Upbraided me Gudrun, Giuki’s daughter,

That I had slept in Sigurd’s arms;

Then wist I this clear which I would not wist:

That they had beguil’d me in bridegroom-getting.

World without end in woe and anguish

Must mankind and womankind quicken and live.

Now shall we twain never part,

Sigurd and I.⁠—So sink thou: sink!”

Now all were silent listening while the skald spake that lay, for he spake it well and in a manner to touch men’s hearts. Styrbiorn sat still, harkening attentively; and while he harkened his gaze was bent on Sigrid the Queen, where she sat over against him at the King’s right hand. She sat there as heretofore looking down, so that her eyes were hid under their long lazy lashes. One arm of her rested on the table before her, toying with a fallen cup. Now Styrbiorn was held with the music of that song, and his thoughts within him were on the sadness of the song, so that, looking on the Queen, he saw not her, but in imagination that Queen of old time, Brynhild. So watching, he heard, as in a dream, the skald’s sounding voice:

“Thou, O Brynhild, Budli’s daughter,

For an omen of ill on earth wast born:

The children of Giuki a-gley thou smotest,

And their good house didst hurl in wreck.”

And as the song went on, Styrbiorn thought in himself: Brynhild? Why was she to blame for it? It was Odin set that fire about her, and that weird upon her. And that was Sigurd that rode through the fire. And yet, it was not to Sigurd that she was wed, but to Gunnar, son of King Giuki: and Sigurd wedded not her, that was his right love, but Gudrun instead, King Giuki’s daughter. And then Brynhild slew herself on Sigurd’s funeral pyre. It is a strange unlucky tale, and not easy for a man to tell the rights and wrongs of it. And now she is riding down the cold and stony way of Hell, and this Ogress would plague her now and hold her back from Sigurd.

In that study, and still looking with bodily eye on Queen Sigrid, he saw in her now in his mind’s eye Brynhild in her free and glorious time, “Hild the Helm’d,” the Valkyrie, Odin’s shield-may. Like as in a trance he watched and marked, with wondrous clearness yet with a mind removed and dispassionate, the proud-curved luxurious lips half-open; the white throat of her, strong and delicate; the bosom of her, pressed a little, as it rose, against the edge of her gown, then as it fell leaving a hollow that opened on sweet unseen depths of softness and beauty. His inward gaze moved downward, unhindered by the table that stood in the way of his bodily sight; downward to the jewelled girdle, the byrny’s skirt where it shaped its close-lying texture of shining interwoven rings of iron about the large rondure of her hips.

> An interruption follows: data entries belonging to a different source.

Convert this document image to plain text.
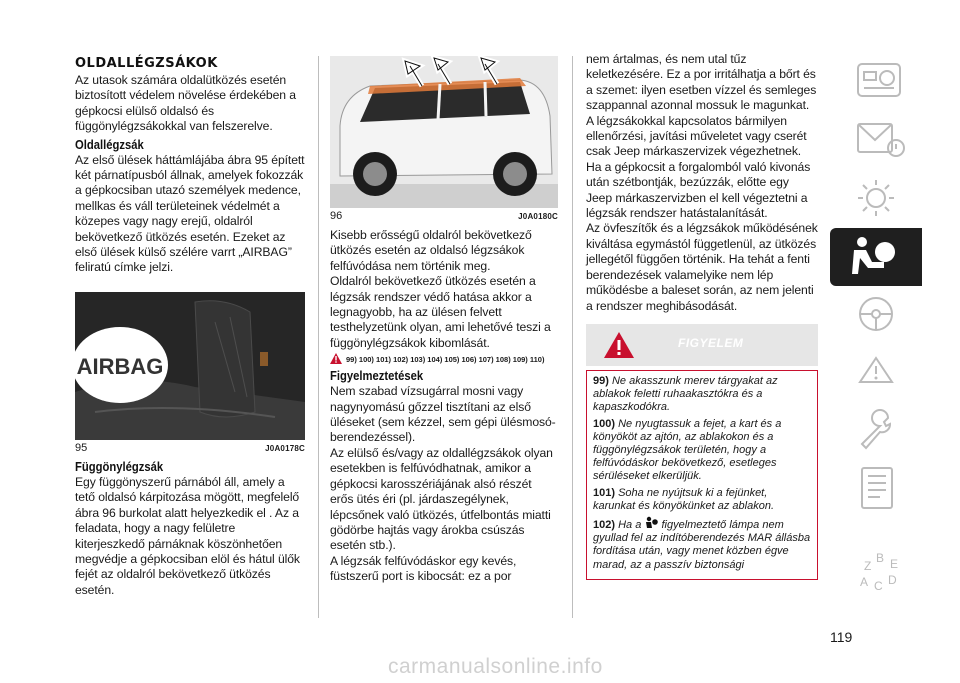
OLDALLÉGZSÁKOK

Az utasok számára oldalütközés esetén biztosított védelem növelése érdekében a gépkocsi elülső oldalsó és függönylégzsákokkal van felszerelve.

Oldallégzsák

Az első ülések háttámlájába ábra 95 épített két párnatípusból állnak, amelyek fokozzák a gépkocsiban utazó személyek medence, mellkas és váll területeinek védelmét a közepes vagy nagy erejű, oldalról bekövetkező ütközés esetén. Ezeket az első ülések külső szélére varrt „AIRBAG” feliratú címke jelzi.

AIRBAG
95	J0A0178C
Függönylégzsák

Egy függönyszerű párnából áll, amely a tető oldalsó kárpitozása mögött, megfelelő ábra 96 burkolat alatt helyezkedik el . Az a feladata, hogy a nagy felületre kiterjeszkedő párnáknak köszönhetően megvédje a gépkocsiban elöl és hátul ülők fejét az oldalról bekövetkező ütközés esetén.

96	J0A0180C

Kisebb erősségű oldalról bekövetkező ütközés esetén az oldalsó légzsákok felfúvódása nem történik meg.

Oldalról bekövetkező ütközés esetén a légzsák rendszer védő hatása akkor a legnagyobb, ha az ülésen felvett testhelyzetünk olyan, ami lehetővé teszi a függönylégzsákok kibomlását.

99) 100) 101) 102) 103) 104) 105) 106) 107) 108) 109) 110)
Figyelmeztetések

Nem szabad vízsugárral mosni vagy nagynyomású gőzzel tisztítani az első üléseket (sem kézzel, sem gépi ülésmosó-berendezéssel).

Az elülső és/vagy az oldallégzsákok olyan esetekben is felfúvódhatnak, amikor a gépkocsi karosszériájának alsó részét erős ütés éri (pl. járdaszegélynek, lépcsőnek való ütközés, útfelbontás miatti gödörbe hajtás vagy árokba csúszás esetén stb.).

A légzsák felfúvódáskor egy kevés, füstszerű port is kibocsát: ez a por

nem ártalmas, és nem utal tűz keletkezésére. Ez a por irritálhatja a bőrt és a szemet: ilyen esetben vízzel és semleges szappannal azonnal mossuk le magunkat.

A légzsákokkal kapcsolatos bármilyen ellenőrzési, javítási műveletet vagy cserét csak Jeep márkaszervizek végezhetnek. Ha a gépkocsit a forgalomból való kivonás után szétbontják, bezúzzák, előtte egy Jeep márkaszervizben el kell végeztetni a légzsák rendszer hatástalanítását.

Az övfeszítők és a légzsákok működésének kiváltása egymástól függetlenül, az ütközés jellegétől függően történik. Ha tehát a fenti berendezések valamelyike nem lép működésbe a baleset során, az nem jelenti a rendszer meghibásodását.

FIGYELEM
99) Ne akasszunk merev tárgyakat az ablakok feletti ruhaakasztókra és a kapaszkodókra.
100) Ne nyugtassuk a fejet, a kart és a könyököt az ajtón, az ablakokon és a függönylégzsákok területén, hogy a felfúvódáskor bekövetkező, esetleges sérüléseket elkerüljük.
101) Soha ne nyújtsuk ki a fejünket, karunkat és könyökünket az ablakon.
102) Ha a figyelmeztető lámpa nem gyullad fel az indítóberendezés MAR állásba fordítása után, vagy menet közben égve marad, az a passzív biztonsági	Z
B E
A C D
119
carmanualsonline.info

The skald spake the words:

“A viking better beyond all other

Deem’d they him in the host of the Danes.”

And Styrbiorn seemed in himself to be drowned yet deeper in the song, so that himself too was lost in it, and that which meant Sigurd meant him.

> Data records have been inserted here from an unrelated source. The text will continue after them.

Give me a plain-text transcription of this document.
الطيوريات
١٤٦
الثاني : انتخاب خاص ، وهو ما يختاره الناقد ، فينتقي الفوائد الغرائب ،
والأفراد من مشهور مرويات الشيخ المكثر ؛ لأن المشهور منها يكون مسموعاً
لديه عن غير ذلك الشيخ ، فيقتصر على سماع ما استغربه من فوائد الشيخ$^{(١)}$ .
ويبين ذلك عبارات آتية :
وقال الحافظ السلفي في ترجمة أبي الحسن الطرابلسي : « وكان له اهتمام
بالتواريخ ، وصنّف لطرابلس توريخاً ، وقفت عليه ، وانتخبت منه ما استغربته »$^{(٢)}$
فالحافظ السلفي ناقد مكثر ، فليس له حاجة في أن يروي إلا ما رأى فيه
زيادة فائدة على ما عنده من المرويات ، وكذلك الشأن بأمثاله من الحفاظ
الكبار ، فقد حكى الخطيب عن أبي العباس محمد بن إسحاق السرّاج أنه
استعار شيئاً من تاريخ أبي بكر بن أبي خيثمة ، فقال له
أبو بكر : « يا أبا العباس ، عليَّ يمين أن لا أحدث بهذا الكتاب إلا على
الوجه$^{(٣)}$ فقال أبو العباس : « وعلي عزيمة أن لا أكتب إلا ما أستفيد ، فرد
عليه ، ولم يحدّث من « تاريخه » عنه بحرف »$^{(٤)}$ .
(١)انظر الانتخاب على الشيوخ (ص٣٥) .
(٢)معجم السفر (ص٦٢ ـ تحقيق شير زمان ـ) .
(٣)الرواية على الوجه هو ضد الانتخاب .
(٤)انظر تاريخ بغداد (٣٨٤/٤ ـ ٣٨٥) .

Then, at the words, “Upbraided me Gudrun, Giuki’s daughter,” he looked up: met, for the first time, Sigrid’s glance, and became on the instant like a man drunk. He sat staring with eyes wide open into her eyes that, wide open too and unblinking, looked full in his. Then the Queen looked away. Styrbiorn heard, as if from afar off, Thyri whispering in his ear some trifle of lovers’ talk. The gallop of his blood shook him so fiercely that he might not trust himself with speech. He reached out his hand to the mighty jewelled goblet before him, brimming with the froth of mead, and emptied it at a draught.